Suddenly edgy, Jennifer avoided my gaze, hiding behind her veil of fair hair. “There was no fight,” she said in a mumble.

“I’m glad to hear it,” I said, trying to sound cheerful. “Is Kent trying to cause trouble or is he always so full of bunk?” My guess was both, but I waited with a smile for Jennifer’s reply.

She prefaced it with a deep sigh. “Oh, Kent can be such a pill! He doesn’t mean to be, but I think he feels he has to act like a big shot because he married into the Doukas family. It’s really very immature.”

“It sure is. It’s also harmful to people like Chris. It gave Sheriff Dodge the wrong impression. I’m very relieved to hear there was no quarrel.”

Jennifer seemed to be brooding over her husband’s faults. She looked up suddenly, pushing the long hair off her face. “I didn’t say there was no quarrel. I just said there wasn’t one between Chris and Mark.” She thrust out her small chin in a surprisingly pugnacious manner. “Kent and Mark got into it, just before Mark left. Having him go off and get killed is enough to make me cry for him, too.”

“Oh.” I took note of the uncharacteristic spark in her eyes. “Yes, I can understand that. What did they fight about?”
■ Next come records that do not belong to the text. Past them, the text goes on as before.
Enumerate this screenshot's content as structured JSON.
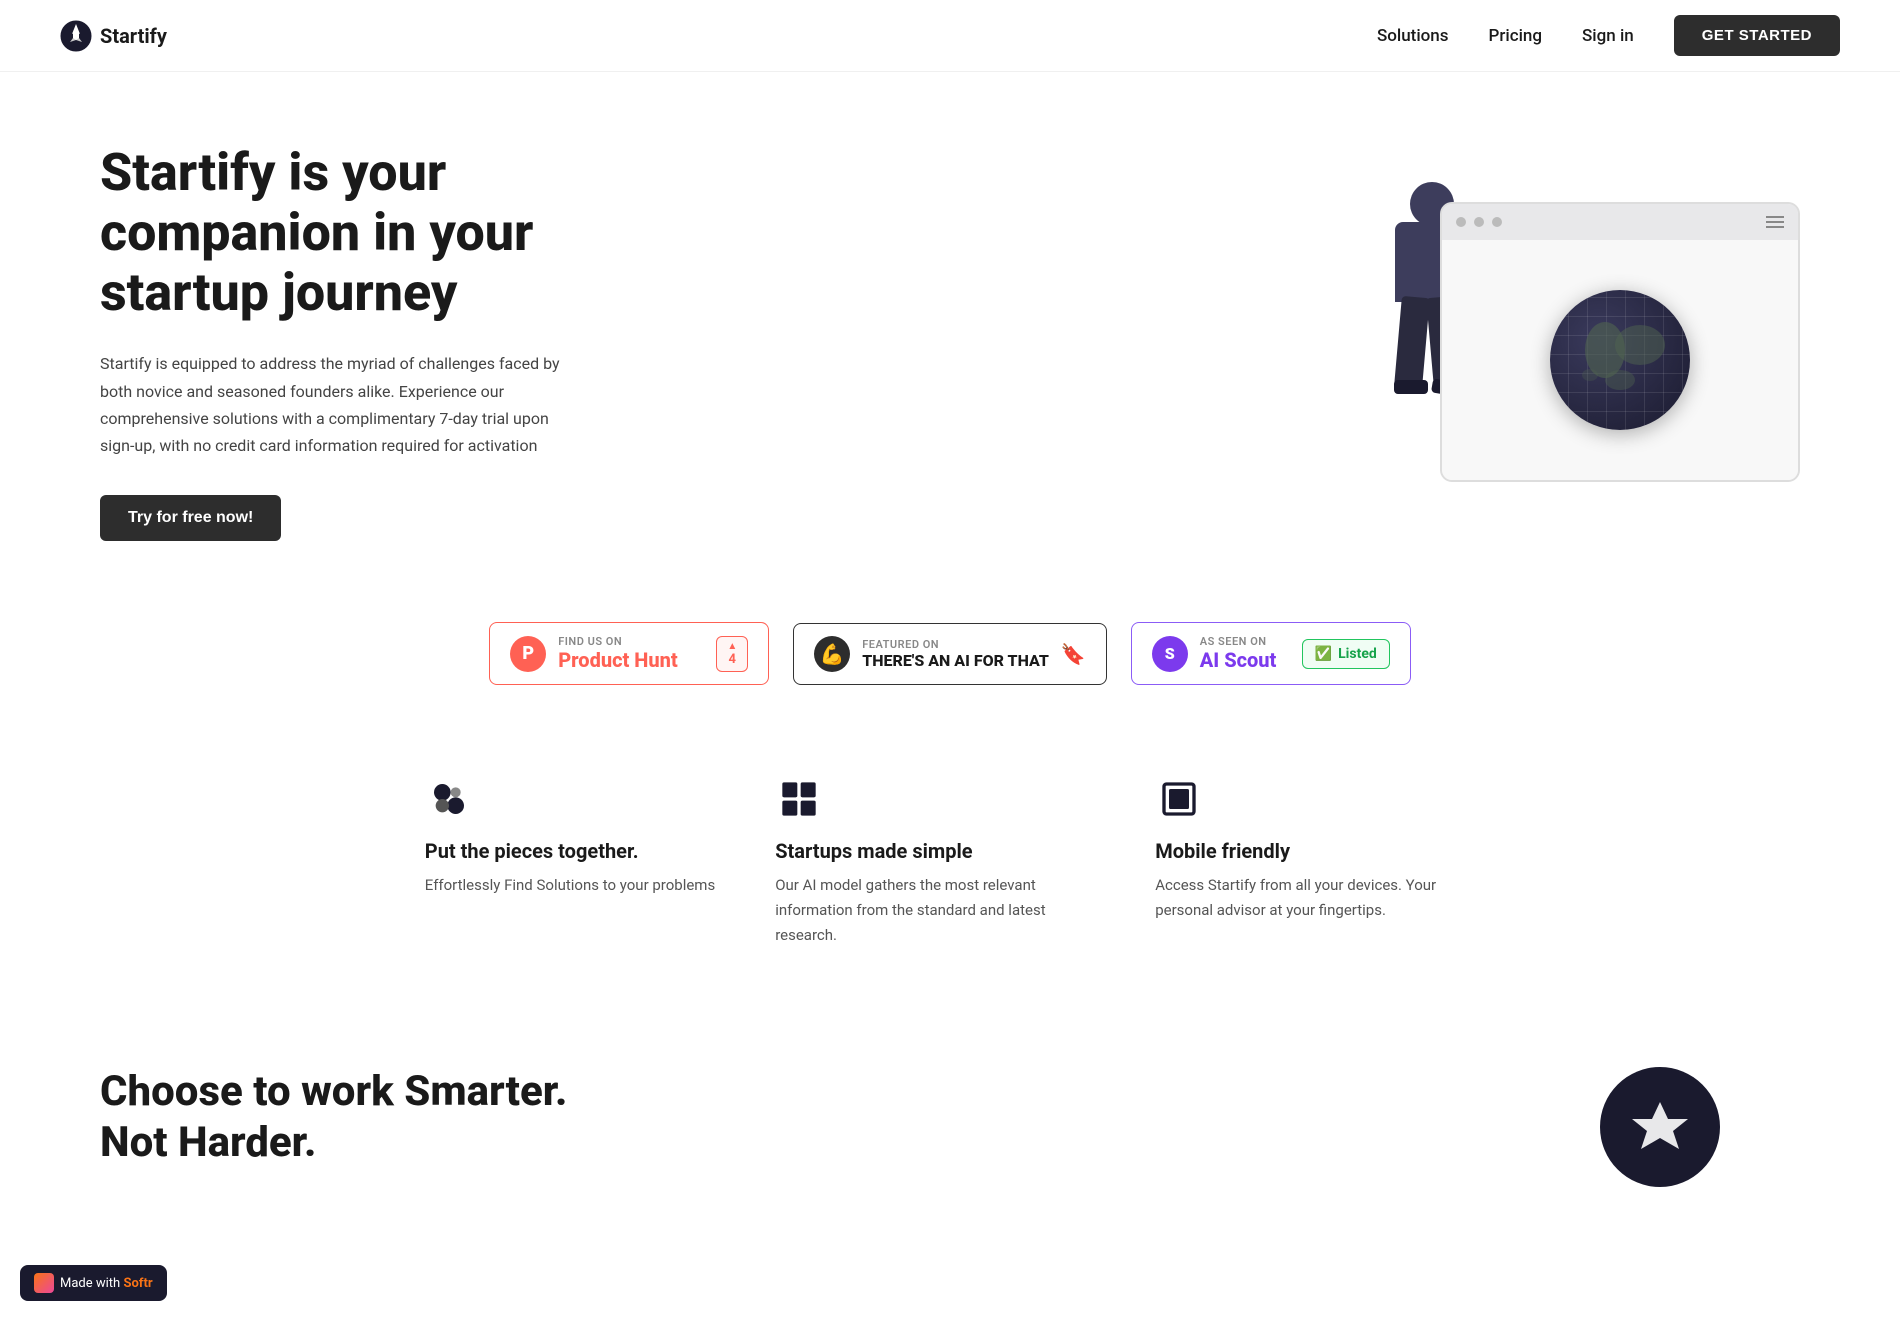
{
  "nav": {
    "logo_text": "Startify",
    "links": [
      {
        "label": "Solutions",
        "href": "#"
      },
      {
        "label": "Pricing",
        "href": "#"
      },
      {
        "label": "Sign in",
        "href": "#"
      }
    ],
    "cta_label": "GET STARTED"
  },
  "hero": {
    "title": "Startify is your companion in your startup journey",
    "description": "Startify is equipped to address the myriad of challenges faced by both novice and seasoned founders alike. Experience our comprehensive solutions with a complimentary 7-day trial upon sign-up, with no credit card information required for activation",
    "cta_label": "Try for free now!"
  },
  "badges": [
    {
      "id": "product-hunt",
      "label": "FIND US ON",
      "name": "Product Hunt",
      "type": "ph",
      "upvote": "4"
    },
    {
      "id": "theres-an-ai",
      "label": "FEATURED ON",
      "name": "THERE'S AN AI FOR THAT",
      "type": "ai"
    },
    {
      "id": "ai-scout",
      "label": "AS SEEN ON",
      "name": "AI Scout",
      "type": "scout",
      "listed_label": "Listed"
    }
  ],
  "features": [
    {
      "id": "pieces",
      "icon": "puzzle",
      "title": "Put the pieces together.",
      "description": "Effortlessly Find Solutions to your problems"
    },
    {
      "id": "simple",
      "icon": "grid",
      "title": "Startups made simple",
      "description": "Our AI model gathers the most relevant information from the standard and latest research."
    },
    {
      "id": "mobile",
      "icon": "crop",
      "title": "Mobile friendly",
      "description": "Access Startify from all your devices. Your personal advisor at your fingertips."
    }
  ],
  "bottom": {
    "title": "Choose to work Smarter. Not Harder."
  },
  "softr": {
    "prefix": "Made with ",
    "brand": "Softr"
  }
}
Her shoulders slumped again. “Kevin. Mark was mad because Kent’s brother had told your reporter about the gold. Except there wasn’t any, of course. Mark blamed Kent for having such a dopey brother.”

I’d meant to talk to Kevin but hadn’t gotten a chance. By the time he was out of school, I was knee-deep in phone calls and Fuzzy Baugh’s visit. Now it was too late to call a teenager who had to get up at seven in the morning. At least that’s the way it had worked at our house.
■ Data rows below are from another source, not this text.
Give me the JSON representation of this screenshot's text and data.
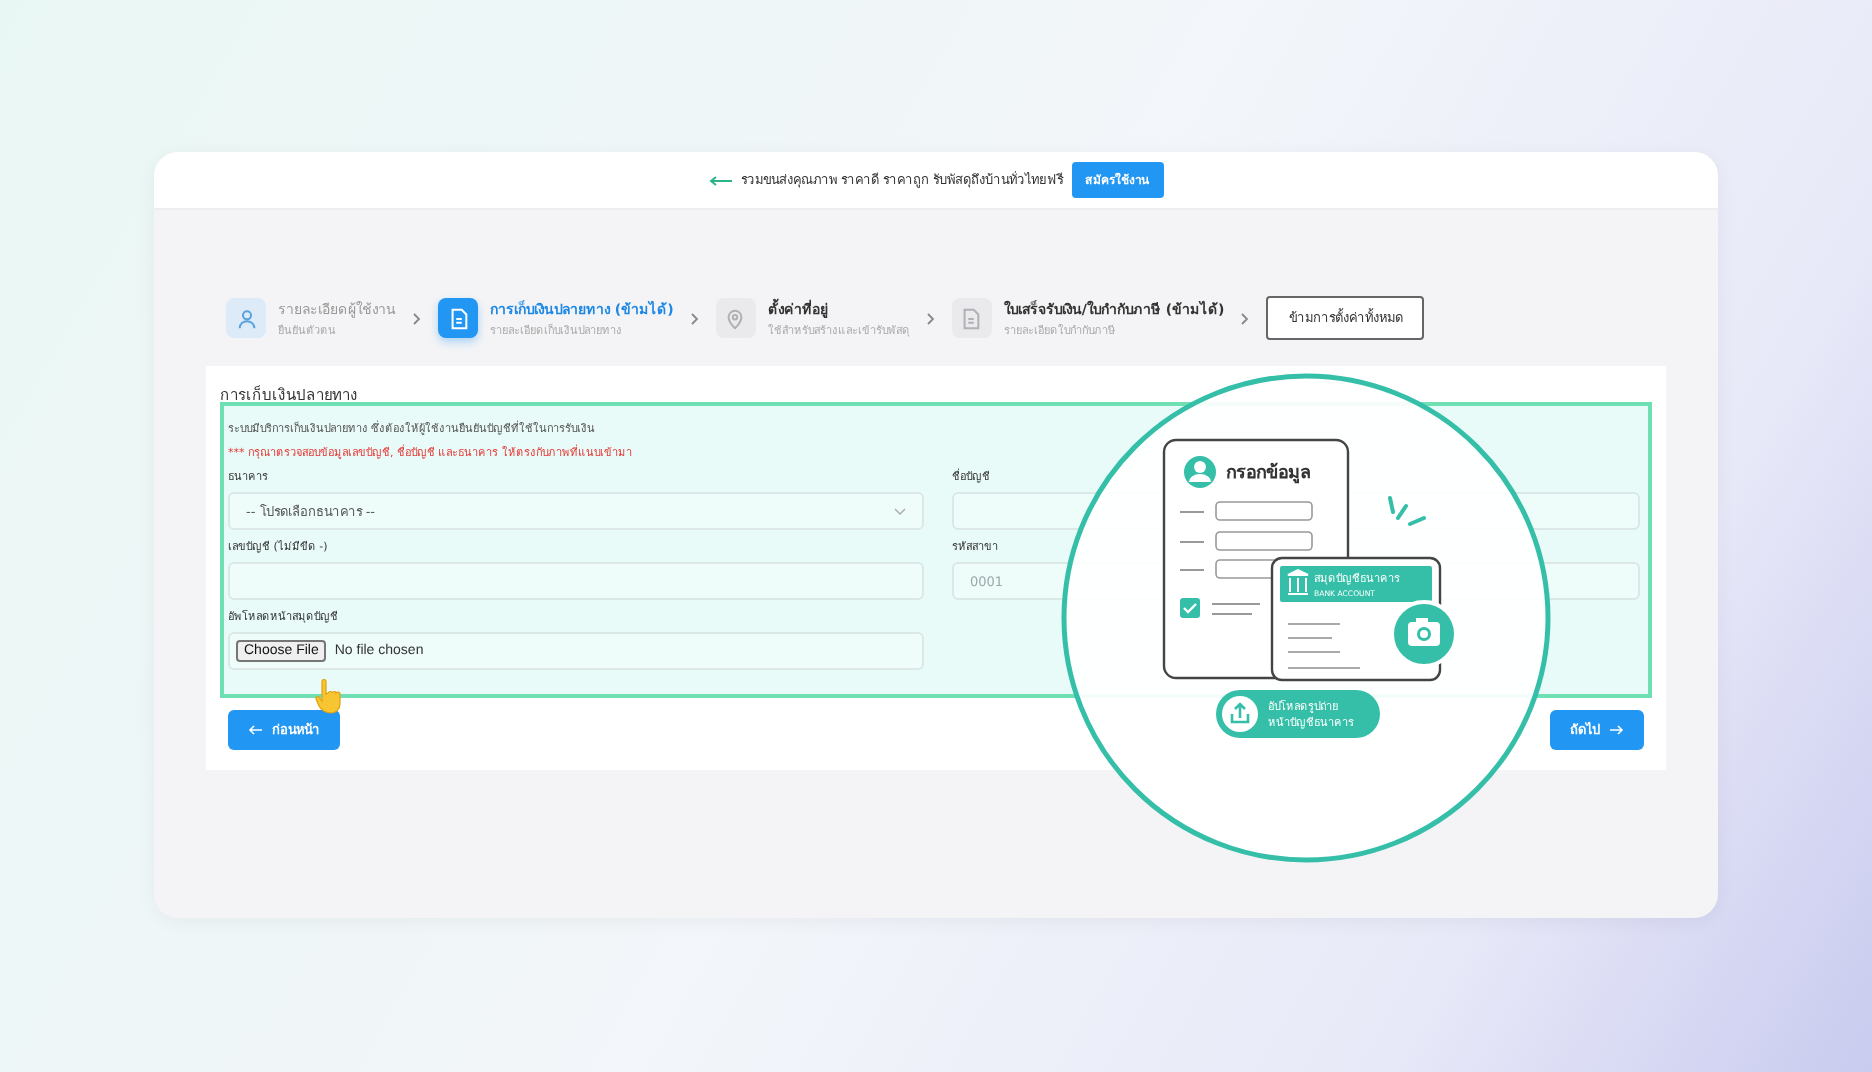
{
  "banner": {
    "text": "รวมขนส่งคุณภาพ ราคาดี ราคาถูก รับพัสดุถึงบ้านทั่วไทยฟรี",
    "button": "สมัครใช้งาน"
  },
  "steps": [
    {
      "kind": "user",
      "title": "รายละเอียดผู้ใช้งาน",
      "subtitle": "ยืนยันตัวตน",
      "completed": true,
      "selected": false
    },
    {
      "kind": "document",
      "title": "การเก็บเงินปลายทาง (ข้ามได้)",
      "subtitle": "รายละเอียดเก็บเงินปลายทาง",
      "completed": false,
      "selected": true
    },
    {
      "kind": "location",
      "title": "ตั้งค่าที่อยู่",
      "subtitle": "ใช้สำหรับสร้างและเข้ารับพัสดุ",
      "completed": false,
      "selected": false
    },
    {
      "kind": "document",
      "title": "ใบเสร็จรับเงิน/ใบกำกับภาษี (ข้ามได้)",
      "subtitle": "รายละเอียดใบกำกับภาษี",
      "completed": false,
      "selected": false
    }
  ],
  "skip_button": "ข้ามการตั้งค่าทั้งหมด",
  "form": {
    "title": "การเก็บเงินปลายทาง",
    "intro": "ระบบมีบริการเก็บเงินปลายทาง ซึ่งต้องให้ผู้ใช้งานยืนยันบัญชีที่ใช้ในการรับเงิน",
    "warning": "*** กรุณาตรวจสอบข้อมูลเลขบัญชี, ชื่อบัญชี และธนาคาร ให้ตรงกับภาพที่แนบเข้ามา",
    "fields": [
      {
        "kind": "select",
        "label": "ธนาคาร",
        "value": "-- โปรดเลือกธนาคาร --"
      },
      {
        "kind": "text",
        "label": "ชื่อบัญชี"
      },
      {
        "kind": "text",
        "label": "เลขบัญชี (ไม่มีขีด -)"
      },
      {
        "kind": "text",
        "label": "รหัสสาขา",
        "placeholder": "0001"
      },
      {
        "kind": "file",
        "label": "อัพโหลดหน้าสมุดบัญชี",
        "button": "Choose File",
        "value": "No file chosen"
      }
    ]
  },
  "back_button": "ก่อนหน้า",
  "next_button": "ถัดไป",
  "callout": {
    "sheet_title": "กรอกข้อมูล",
    "book_title": "สมุดบัญชีธนาคาร",
    "book_subtitle": "BANK ACCOUNT",
    "upload_lines": [
      "อัปโหลดรูปถ่าย",
      "หน้าบัญชีธนาคาร"
    ]
  }
}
I wondered how far I could push Jennifer. I sensed that her anger—or in her case, anguish was a better word—with Kent might temporarily overcome her protective instincts. “Was it a serious quarrel?”

“Well, they didn’t hit each other this time. I heard some of it. They just yelled a lot, mostly about who had the stupidest relatives.” A flash of alarm crossed her face. “Don’t take this wrong, Ms. Lord—Mark and Kent were always on each other’s case. It was some kind of macho deal. But they weren’t enemies. They even partied together.”
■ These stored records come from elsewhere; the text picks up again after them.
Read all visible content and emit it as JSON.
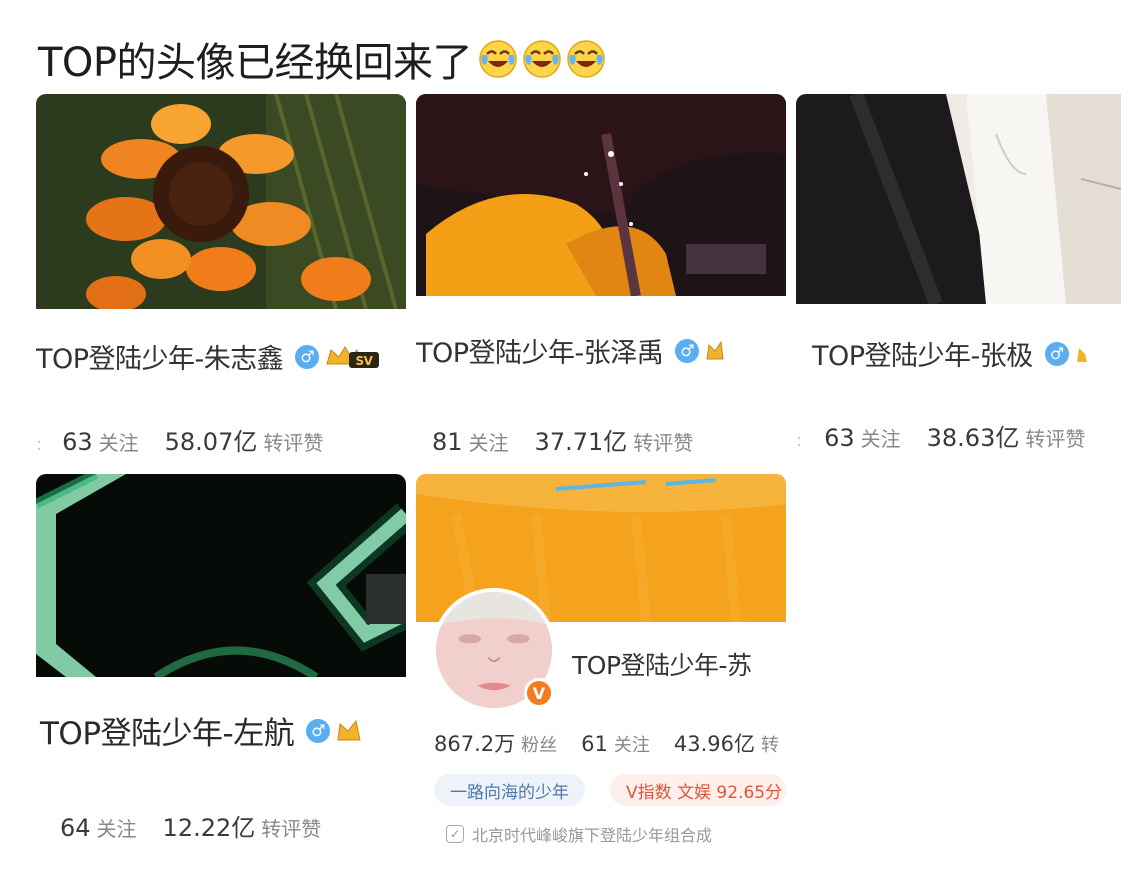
{
  "post": {
    "title": "TOP的头像已经换回来了",
    "emoji_icons": [
      "laugh-cry-icon",
      "laugh-cry-icon",
      "laugh-cry-icon"
    ]
  },
  "cards": [
    {
      "name": "TOP登陆少年-朱志鑫",
      "badge": "SV",
      "prefix": "",
      "following": "63",
      "following_label": "关注",
      "interactions": "58.07亿",
      "interactions_label": "转评赞",
      "banner": "sunflower-image"
    },
    {
      "name": "TOP登陆少年-张泽禹",
      "prefix": "",
      "following": "81",
      "following_label": "关注",
      "interactions": "37.71亿",
      "interactions_label": "转评赞",
      "banner": "dark-orange-image"
    },
    {
      "name": "TOP登陆少年-张极",
      "prefix": "",
      "following": "63",
      "following_label": "关注",
      "interactions": "38.63亿",
      "interactions_label": "转评赞",
      "banner": "shirt-image"
    },
    {
      "name": "TOP登陆少年-左航",
      "following": "64",
      "following_label": "关注",
      "interactions": "12.22亿",
      "interactions_label": "转评赞",
      "banner": "neon-green-image"
    },
    {
      "name": "TOP登陆少年-苏",
      "followers": "867.2万",
      "followers_label": "粉丝",
      "following": "61",
      "following_label": "关注",
      "interactions": "43.96亿",
      "interactions_label": "转",
      "tag_bio": "一路向海的少年",
      "tag_index": "V指数 文娱 92.65分",
      "description": "北京时代峰峻旗下登陆少年组合成",
      "verified": "V",
      "banner": "orange-banner-image"
    }
  ],
  "colors": {
    "gender_badge": "#5aaef0",
    "verified_badge": "#f57b20",
    "banner_orange": "#f5a21c"
  }
}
The kind of partying Mark and Kent had done depressed me. I could envision raucous nights with a half-dozen kegs, stale nachos, and bad jokes, culminating in ghastly trips to the bathroom. By comparison, my bathrobe and a can of Pepsi didn’t look half so bad.

“But on that note, Mark left?” I asked innocently.

“I guess.” Jennifer looked glum.

“Then I gather your dad gave Chris a ride home?”

She drank more soda. “Yes. A few minutes later, we went home, too.”

“You didn’t see Chris again?”

“No.”

“You stayed home the rest of the evening?”